For the first three weeks, torrential rain hounded us. I felt insignificant and vulnerable in the face of it. I faced something of an existential crisis as it dawned on me that I no longer had a home and the external structure of safety and security I had always taken for granted no longer existed, and had never really existed. From now on I would need to find it in myself.

The exhaustion which came swiftly on the back of the daily physical and mental exertion compounded everything. Everything took so long. Not yet in a routine, we would spend a couple of hours each day struggling to pack up the bikes before riding round in circles for much of the day. To make so little headway after so much effort was incredibly demoralising. A few days into our adventure, I remember slumping, exhausted by my bike near the French-German border, begging Mickey to tell me why we were doing this to ourselves.

I wonder often if they understand the significance of what they gave us.

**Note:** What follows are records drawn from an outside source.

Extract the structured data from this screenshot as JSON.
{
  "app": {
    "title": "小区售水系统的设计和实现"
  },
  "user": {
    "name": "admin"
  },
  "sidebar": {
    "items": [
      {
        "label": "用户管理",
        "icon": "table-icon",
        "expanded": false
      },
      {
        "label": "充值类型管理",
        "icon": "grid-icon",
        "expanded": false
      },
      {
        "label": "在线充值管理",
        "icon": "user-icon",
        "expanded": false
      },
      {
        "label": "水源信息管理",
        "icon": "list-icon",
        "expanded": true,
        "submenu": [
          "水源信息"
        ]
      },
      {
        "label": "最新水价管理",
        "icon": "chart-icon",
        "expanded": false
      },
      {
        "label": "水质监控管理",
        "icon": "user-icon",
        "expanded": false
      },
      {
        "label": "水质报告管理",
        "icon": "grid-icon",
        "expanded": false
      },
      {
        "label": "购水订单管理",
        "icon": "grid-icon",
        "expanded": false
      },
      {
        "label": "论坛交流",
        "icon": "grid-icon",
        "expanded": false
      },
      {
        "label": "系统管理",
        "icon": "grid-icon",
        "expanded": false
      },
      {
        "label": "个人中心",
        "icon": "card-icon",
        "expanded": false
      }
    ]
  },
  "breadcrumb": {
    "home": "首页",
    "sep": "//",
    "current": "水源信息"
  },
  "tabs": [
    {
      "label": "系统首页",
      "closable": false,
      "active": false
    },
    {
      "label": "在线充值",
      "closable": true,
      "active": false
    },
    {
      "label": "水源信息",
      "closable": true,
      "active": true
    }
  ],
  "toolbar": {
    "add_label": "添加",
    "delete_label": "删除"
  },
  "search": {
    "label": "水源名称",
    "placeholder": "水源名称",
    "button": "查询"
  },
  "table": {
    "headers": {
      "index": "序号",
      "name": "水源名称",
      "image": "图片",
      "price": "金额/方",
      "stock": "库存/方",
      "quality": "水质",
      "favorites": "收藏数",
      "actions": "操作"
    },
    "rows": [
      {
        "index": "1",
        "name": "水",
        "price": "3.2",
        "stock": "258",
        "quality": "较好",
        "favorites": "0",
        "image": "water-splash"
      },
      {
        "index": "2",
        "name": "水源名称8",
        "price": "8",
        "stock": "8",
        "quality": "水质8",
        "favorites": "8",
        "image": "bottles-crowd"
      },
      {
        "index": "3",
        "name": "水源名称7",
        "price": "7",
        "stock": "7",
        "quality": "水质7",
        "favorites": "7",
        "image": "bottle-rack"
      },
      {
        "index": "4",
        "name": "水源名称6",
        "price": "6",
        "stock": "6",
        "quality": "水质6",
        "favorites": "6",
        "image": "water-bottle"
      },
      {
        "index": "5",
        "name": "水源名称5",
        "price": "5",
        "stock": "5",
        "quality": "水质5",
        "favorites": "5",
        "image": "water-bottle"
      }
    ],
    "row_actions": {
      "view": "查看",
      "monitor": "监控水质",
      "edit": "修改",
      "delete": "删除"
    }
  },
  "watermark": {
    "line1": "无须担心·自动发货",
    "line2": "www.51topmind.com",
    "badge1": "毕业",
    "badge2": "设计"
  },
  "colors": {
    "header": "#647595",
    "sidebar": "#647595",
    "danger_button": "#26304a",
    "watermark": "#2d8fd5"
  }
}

But through all this adversity, there were huge positives too. The kindnesses offered by strangers reaffirmed my faith in humanity and in what we were doing. Sometimes such kindness came in the simple form of speaking to us and making an effort to put us at ease in a difficult situation. In France we were forced to shelter from the rain and hail in a local restaurant in a small rural village. All eyes turned to face us as we dripped all over the floor and marked ourselves further as outsiders with our poor French. I remember feeling so out of place and uncomfortable. And then, the lady next to us greeted us warmly and struck up a conversation with us, persevering through our poor French until she had us at ease and chatting freely. Sometimes kindness came in the form of more practical help. A man in a garage in France offered to guide us to a nearby campsite after we enquired if there was one in town. A guy in Belgium gave us two days of his time to guide us through the green lanes of the country. A hotel in Germany opened early to give two weary travellers a bed, a man in Hungary translated and helped book us into a campsite. I could go on. There have been countless people who took a few minutes or more to go out of their way to show humanity and kindness to strangers. I wonder often if they understand the significance of what they gave us.

Shifting Perspectives  

After those first few weeks of unbearable failure, I suddenly found I could bear it. We’d been pushing to make ground when we should have been adjusting to the new situation and the weather. I’d been trying to force myself to enjoy a situation that just wasn’t enjoyable. I was labouring under old delusions that I could and should control my experience of things, viewing mistakes as failures rather than learning opportunities. To manufacture and impose an artificial reality and ignore the true reality is an exhausting, spirit-damaging process. Suddenly I hit a wall and couldn’t care anymore. I was too tired to care, I had nowhere else to go. And in that place I found the acceptance I needed. I allowed myself to hate it, to be bad at it, to dislike the rain and once I allowed it, I could let go of it all. No blame, no judgement, things just were as they were, and they were out of my control. And as I began to accept things as they were, and accept my response to them too, I found I could feel gratitude again. Gratitude for the hardship as well as the good times. Of course, this shift doesn’t make the challenges disappear. And I’m a long way from being well-practiced in my acceptance. But each time a challenge hits, I find I am more able to stay connected to my gratitude and contentment as I practice all that I’m learning a little more. It’s an ongoing process but the road is a good teacher.

We recently returned to the UK to deal with an expired driving licence. We’d desperately tried every other option we could but to no avail; we had no choice but to fly back. The delay was far longer than it should have been thanks to a freak mistake by the issuing department, causing us to miss our chance to see Iran. Our route changed substantially from what we initially set out to do as we adapted to this new reality.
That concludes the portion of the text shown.